Founded by the Pasch and Keezer brothers, CDG came under legal fire for this brazen fraud, but as conveyed by Telemarketers, trying to eliminate this practice is akin to a futile game of Whac-A-Mole; CDG, for example, was shut down and yet resurrected itself under a different moniker mere months later. Increasingly disgusted by the ugliness they helped perpetuate, Sam and Pat become motivated to reveal what’s really going on, at which point Telemarketers transforms into an amateur-journalist investigation, with the duo educating themselves on the nuts and bolts of these schemes, interviewing associates, and gathering evidence that might help put an end to this illicit enterprise. Before long, they’re speaking with individuals like “Jeff,” a Florida telemarketing bigwig with a cold-hearted ethos and an interest in having his identity concealed lest he court trouble. They also sit down with a remote-work telemarketer who spent 30 years in jail for murder and who, in front of them, makes scarily profane pronouncements about his call targets.

Telemarketers ultimately leaps forward in time thanks to Sam and Pat’s divergent paths, only to hit the ground running once they reunite after an eight-year separation to resume their sleuthing. At this stage, their attention shifts to the FOP unions that willingly get into bed with telemarketers. What they uncover, from a variety of angles, is a seemingly unavoidable truth: rather than victims of telemarketers, police unions are co-conspirators in this racket, lending their names to telemarketers in order to raise money from elderly and vulnerable citizens under false pretenses, and pocketing their shares of the bounty to spend on whatever luxuries (cruises! Social clubs! Golf trips! Limos!) they want. Sam and Pat’s outrage inspires a quest to prove that nationwide police organizations are in league with literal criminals to trick citizens out of their hard-earned cash—and that political action committees (PACs) are now also engaged in this con, and are encumbered by even fewer regulations than charities.

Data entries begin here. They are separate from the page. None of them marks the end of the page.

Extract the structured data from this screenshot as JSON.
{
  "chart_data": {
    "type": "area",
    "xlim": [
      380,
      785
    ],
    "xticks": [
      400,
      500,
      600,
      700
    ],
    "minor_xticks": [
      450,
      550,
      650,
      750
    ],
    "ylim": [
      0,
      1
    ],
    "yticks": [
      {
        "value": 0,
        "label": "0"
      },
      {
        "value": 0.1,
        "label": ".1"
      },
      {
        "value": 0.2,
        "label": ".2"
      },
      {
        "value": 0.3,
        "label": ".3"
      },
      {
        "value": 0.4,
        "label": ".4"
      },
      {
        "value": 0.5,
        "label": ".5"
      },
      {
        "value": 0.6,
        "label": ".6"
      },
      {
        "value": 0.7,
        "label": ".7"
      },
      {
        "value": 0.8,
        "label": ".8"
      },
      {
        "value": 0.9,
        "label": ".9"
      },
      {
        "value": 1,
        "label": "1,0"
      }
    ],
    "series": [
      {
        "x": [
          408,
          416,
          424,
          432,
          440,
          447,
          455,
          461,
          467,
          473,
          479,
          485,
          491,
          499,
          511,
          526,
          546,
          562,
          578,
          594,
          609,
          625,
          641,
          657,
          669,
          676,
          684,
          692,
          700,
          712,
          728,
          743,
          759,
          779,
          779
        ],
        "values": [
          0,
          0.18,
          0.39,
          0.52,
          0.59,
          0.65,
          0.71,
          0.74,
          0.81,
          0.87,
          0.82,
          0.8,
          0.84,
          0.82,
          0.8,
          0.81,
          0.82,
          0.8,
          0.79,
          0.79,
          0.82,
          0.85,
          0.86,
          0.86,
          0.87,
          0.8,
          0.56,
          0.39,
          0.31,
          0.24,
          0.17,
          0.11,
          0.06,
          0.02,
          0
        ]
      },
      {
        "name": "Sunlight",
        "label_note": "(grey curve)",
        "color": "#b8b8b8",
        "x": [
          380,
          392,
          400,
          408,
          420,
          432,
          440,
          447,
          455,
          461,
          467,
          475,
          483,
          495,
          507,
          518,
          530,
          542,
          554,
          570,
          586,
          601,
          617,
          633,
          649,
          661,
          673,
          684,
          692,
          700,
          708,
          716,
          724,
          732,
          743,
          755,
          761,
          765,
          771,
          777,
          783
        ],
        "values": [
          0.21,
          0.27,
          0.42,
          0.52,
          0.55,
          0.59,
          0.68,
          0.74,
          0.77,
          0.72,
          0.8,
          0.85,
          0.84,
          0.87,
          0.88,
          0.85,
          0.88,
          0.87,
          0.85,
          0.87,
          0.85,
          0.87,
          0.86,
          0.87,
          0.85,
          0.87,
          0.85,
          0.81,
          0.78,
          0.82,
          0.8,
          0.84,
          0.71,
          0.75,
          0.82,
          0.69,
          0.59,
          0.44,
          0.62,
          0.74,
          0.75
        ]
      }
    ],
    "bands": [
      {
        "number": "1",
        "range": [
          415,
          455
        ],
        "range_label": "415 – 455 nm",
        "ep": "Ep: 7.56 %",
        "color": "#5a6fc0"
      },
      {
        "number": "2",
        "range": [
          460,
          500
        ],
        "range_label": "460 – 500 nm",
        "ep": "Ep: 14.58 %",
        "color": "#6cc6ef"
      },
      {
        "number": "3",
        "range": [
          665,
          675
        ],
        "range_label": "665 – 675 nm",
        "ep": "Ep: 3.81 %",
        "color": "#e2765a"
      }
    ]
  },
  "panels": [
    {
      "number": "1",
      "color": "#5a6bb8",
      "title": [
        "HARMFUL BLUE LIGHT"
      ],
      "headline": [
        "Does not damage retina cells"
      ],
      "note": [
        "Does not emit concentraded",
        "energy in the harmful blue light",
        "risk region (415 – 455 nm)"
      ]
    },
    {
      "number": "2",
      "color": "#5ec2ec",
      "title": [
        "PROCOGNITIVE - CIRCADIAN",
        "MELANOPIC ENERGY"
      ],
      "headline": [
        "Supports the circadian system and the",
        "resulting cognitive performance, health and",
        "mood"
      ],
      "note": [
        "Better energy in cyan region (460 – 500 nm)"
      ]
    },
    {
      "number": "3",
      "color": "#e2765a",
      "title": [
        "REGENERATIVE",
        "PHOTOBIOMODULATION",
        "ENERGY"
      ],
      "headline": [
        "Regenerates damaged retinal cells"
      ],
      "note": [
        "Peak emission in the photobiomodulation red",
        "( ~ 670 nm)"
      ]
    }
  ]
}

Telemarketers pulls the curtain back on this conspiracy, shining an unflattering light on those who pester you with annoying calls during dinner—some of whom, it turns out, are AI versions of dead former telemarketers! Sam and Pat’s mission takes them all the way to Washington, D.C., where they learn the true power of police unions. While their campaign doesn’t end in unmitigated triumph, the docuseries winds up being less about achieving a historic victory than about publicly unmasking telemarketer villainy. In that regard, it’s a success, as is its stirring portrait of friendship between two men who started at the bottom and found meaning and purpose in their efforts to atone for their sins by doing the right thing.

Moreover, in Pat, Telemarketers celebrates a charismatic crusader who reinvented himself through civic duty. He may not be the hero that America expected, but as evidenced by his committed attempts to bring the telemarketing juggernaut to its knees, he’s just the type we need.